WESTERN PROVINCE Begging! In all aspects one talks of begging and one being a beggar on the streets, what also seems to come up is that people simply don’t believe begging occurs outside of big, urban centres.

Thursday, October 25, 2007

WESTERN PROVINCE

Begging! In all aspects one talks of begging and one being a beggar on the streets, what also seems to come up is that people simply don’t believe begging occurs outside of big, urban centres.

As for the Kibuye people, even when some one has a lame leg, begging is seen as a very unrespectable act and the word beggar indeed can be used to explain quite various things that are "not so good.”

For Gaston Nsengiyumva, though, begging has become not just a need or ritual, but career practice.

"I wake up very early and after my wife gives me tea I jut set to Kobil Kibuye to start work,” Nsengiyumva explains. With his rod that goes ahead of him, one would not fail to understand that he is a blind old man. He’s been doing it for 60 years.
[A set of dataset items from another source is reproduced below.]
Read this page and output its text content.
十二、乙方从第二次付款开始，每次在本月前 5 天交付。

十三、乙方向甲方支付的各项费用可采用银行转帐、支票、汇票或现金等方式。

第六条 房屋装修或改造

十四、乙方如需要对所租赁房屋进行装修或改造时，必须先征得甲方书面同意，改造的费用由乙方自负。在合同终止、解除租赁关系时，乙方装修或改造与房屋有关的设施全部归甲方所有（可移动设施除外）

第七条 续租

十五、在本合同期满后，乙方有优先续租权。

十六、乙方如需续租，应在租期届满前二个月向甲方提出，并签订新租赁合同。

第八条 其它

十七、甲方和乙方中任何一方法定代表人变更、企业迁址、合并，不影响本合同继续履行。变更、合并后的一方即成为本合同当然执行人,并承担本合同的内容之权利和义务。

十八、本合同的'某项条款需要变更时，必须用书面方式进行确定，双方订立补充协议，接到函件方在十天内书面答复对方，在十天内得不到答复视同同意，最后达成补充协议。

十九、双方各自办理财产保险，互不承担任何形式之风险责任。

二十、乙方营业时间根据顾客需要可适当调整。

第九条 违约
Even before when there was less development and the people weren’t rich enough in cash currency, Nsegiyumva would survive on begging.

"My begging saw me through many regimes with various presidents but I almost lacked nothing in my home,” says Gaston.

"When my first wife died in 1997, I used the money that I had saved out of begging to make for her a decent burial ceremony.”

His five children, though mature and with jobs, have never given him money because they consider him a worker like any of them, and on many occasions, bring in more money.

"All I bring for my father is a kilogram of sugar and a loaf of bread,” says Zachayo Uwimana.

"As for money he is richer than I am.”

As for the neightbours, it amazes them that every now and then Gaston goes back to the streets to beg yet he has more than he should expect.

"Seriously I wouldn’t go out there to beg when I have built such a house and having that kind of furniture in the house,” says neighbour Wizeye Habineza.

All the wealth, even from begging, comes only with hard work.
One friend, Joseph Ntagungira, recalls how the man has begged through some of the worst time in history.

"In 1994 as others were seeking refuge from the Genocide, Nsengiyumva was still determinedly begging! I was so surprised that I found him alive because I thought maybe a bullet would claim his life as he was begging on.”

But Gaston, 70, thinks it was God’s plan that he was born blind because he is richer than many with both eyes. In a major Pentecostal conference last year when pastors were determined to pray for Nsegiyumva to see for the first time, he simply told them he was fine that way.

"Maybe they could help me through giving me money but via ringing sight to me ‘wapi,’” he says, meaning ‘no.’

Yet any normal person who meets Gaston on the street would be wise to think he was in a sorry state, with dirty rags, uncombed hair and the rod that he uses to sense whether people are coming. wife brings him lunch at work.

"I prepare food for my husband so that he doesn’t leave work to come home for lunch,” says wife Faith Gasigwa. Not until late in the evening, when together they count what Gaston has earned during the day, can one see the happiness in both of their faces.

"For the past sixty years I have been a beggar and will be until I die,” he said.